Nelson
Rodrigues foi um polemista absolutamente único entre os brasileiros. Suas
bordoadas, quase sempre nas mesmas pessoas e pelos mesmos motivos, eram,
paradoxalmente, delicadas como broncas de mãe amorosa – mas convicta e dura.
Isso conta muito sobre ele. Nelson Rodrigues, nos combates que travou no campo
das palavras, jamais pareceu interessado em destruir seus alvos e nem sequer em
batê-los nos argumentos – mas, sim, em fazer os leitores pensarem, de
preferência com um sorriso no rosto. Nelson Rodrigues, e este é um traço seu
pouco valorizado, foi um dos melhores humoristas do país.
O humor
estava presente em todas as polêmicas que travou – e também nas provocações que
fez. Como toda a elite intelectual do Rio de Janeiro de seu tempo, tinha pelos
paulistas uma mistura de desprezo, despeito, raiva e admiração. Traduziu tudo
isso numa de suas numerosas frases memoráveis. “O pior tipo de solidão é a
companhia de um paulista”, escreveu.

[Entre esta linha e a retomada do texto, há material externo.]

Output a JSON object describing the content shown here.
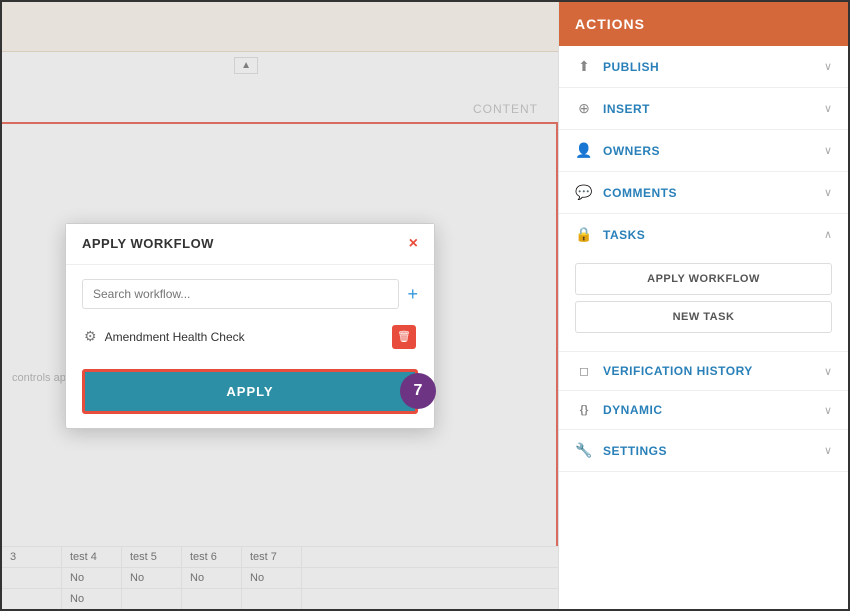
{
  "sidebar": {
    "header": "ACTIONS",
    "items": [
      {
        "id": "publish",
        "label": "PUBLISH",
        "icon": "↑",
        "chevron": "∨"
      },
      {
        "id": "insert",
        "label": "INSERT",
        "icon": "⊕",
        "chevron": "∨"
      },
      {
        "id": "owners",
        "label": "OWNERS",
        "icon": "👥",
        "chevron": "∨"
      },
      {
        "id": "comments",
        "label": "COMMENTS",
        "icon": "💬",
        "chevron": "∨"
      },
      {
        "id": "tasks",
        "label": "TASKS",
        "icon": "🔒",
        "chevron": "∧"
      }
    ],
    "tasks_buttons": [
      "APPLY WORKFLOW",
      "NEW TASK"
    ],
    "other_items": [
      {
        "id": "verification-history",
        "label": "VERIFICATION HISTORY",
        "icon": "",
        "chevron": "∨"
      },
      {
        "id": "dynamic",
        "label": "DYNAMIC",
        "icon": "{}",
        "chevron": "∨"
      },
      {
        "id": "settings",
        "label": "SETTINGS",
        "icon": "🔧",
        "chevron": "∨"
      }
    ]
  },
  "modal": {
    "title": "APPLY WORKFLOW",
    "close_label": "×",
    "search_placeholder": "Search workflow...",
    "add_label": "+",
    "workflow_item": "Amendment Health Check",
    "apply_label": "APPLY",
    "badge": "7"
  },
  "content": {
    "label": "CONTENT",
    "controls_text": "controls apply?",
    "table": {
      "rows": [
        [
          "3",
          "test 4",
          "test 5",
          "test 6",
          "test 7"
        ],
        [
          "",
          "No",
          "No",
          "No",
          "No"
        ],
        [
          "",
          "No",
          "",
          "",
          ""
        ]
      ]
    }
  }
}
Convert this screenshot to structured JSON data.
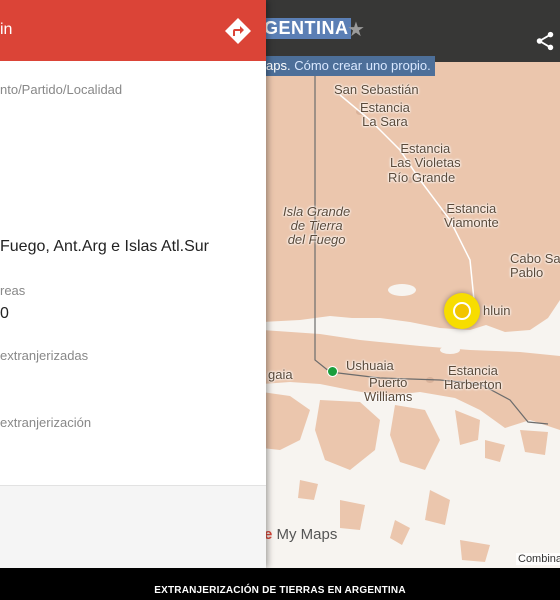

Só um paulista muito tacanho poderia se
sentir agredido por Nelson Rodrigues. Como sempre, a vergastada estava envolta
num humor tão fino que subtraía quase toda a contundência – sem minar a essência
da mensagem.
Essa
grande tirada sobre os paulistas, ele, como de hábito, repetiria muitas vezes,
quase que obsessivamente. Nelson Rodrigues produziu um número extraordinário de
frases memoráveis nas polêmicas que travou e nas provocações que fez e para ampliar
sua força usava a estratégia da repetição. Se ele fosse apenas um autor de
frases, como o francês La Rochefoucauld, já teria conquistado um lugar
destacado nas letras brasileiras. Suas máximas abarcaram virtualmente todos os
campos, da política à religião, do futebol à psicologia – isso para não falar
do amor.
Não era
um polemista que se movimentava conforme as circunstâncias. Isso o distinguiu,
por exemplo, de Paulo Francis. Francis foi de esquerda quando era chique ser de
esquerda, nos anos 60 e 70. Na década de 1980, em que o conservadorismo
galvanizou boa parte do planeta na figura da primeira-ministra britânica
Margaret Thatcher, Francis virou um polemista de direita (hoje, em que o
receituário thatcherista é apontado por muitos como uma das razões da presente
crise econômica mundial e por isso perdeu grande parte do brilho, Francis
provavelmente retornaria à esquerda).
Elegância
bem-humorada
Nelson
Rodrigues não tinha problema nenhum em ser chamado de “reacionário” numa época
em que isso era um dos maiores insultos que um intelectual poderia receber. Era
um homem convicto não das virtudes do capitalismo, mas dos defeitos para ele
insolúveis do socialismo. Os símbolos da esquerda de seu tempo foram uma
formidável inspiração para ele. Do cardeal dom Helder Câmara, um expoente da
Teologia da Libertação – corrente esquerdista da igreja que pregava o ativismo
em prol dos pobres –, ele dizia, por exemplo, que “só olhava para o céu para
ver se ia chover”. O fascínio erótico que Che Guevara despertava nas mulheres
da alta sociedade carioca também foi objeto de análises espirituosas, ferinas e
divertidas.
A
elegância bem-humorada com que ele esgrimia contrasta intensamente com as armas
de outro célebre polemista brasileiro, Carlos Lacerda. Lacerda, que na
juventude foi comunista e depois na idade adulta viraria anticomunista, tinha
uma agressividade destrutiva que você jamais encontra em Nelson Rodrigues. Em
seu melhor e ao mesmo tempo pior momento como polemista, Lacerda comandou um
ataque sangrento ao presidente Getúlio Vargas, cuja administração era segundo
ele um “mar de lama”. Compare isso com a resposta clássica de Nelson aos jovens
rebeldes que nos anos 60 o acusavam de ser mentalmente e ideologicamente senil.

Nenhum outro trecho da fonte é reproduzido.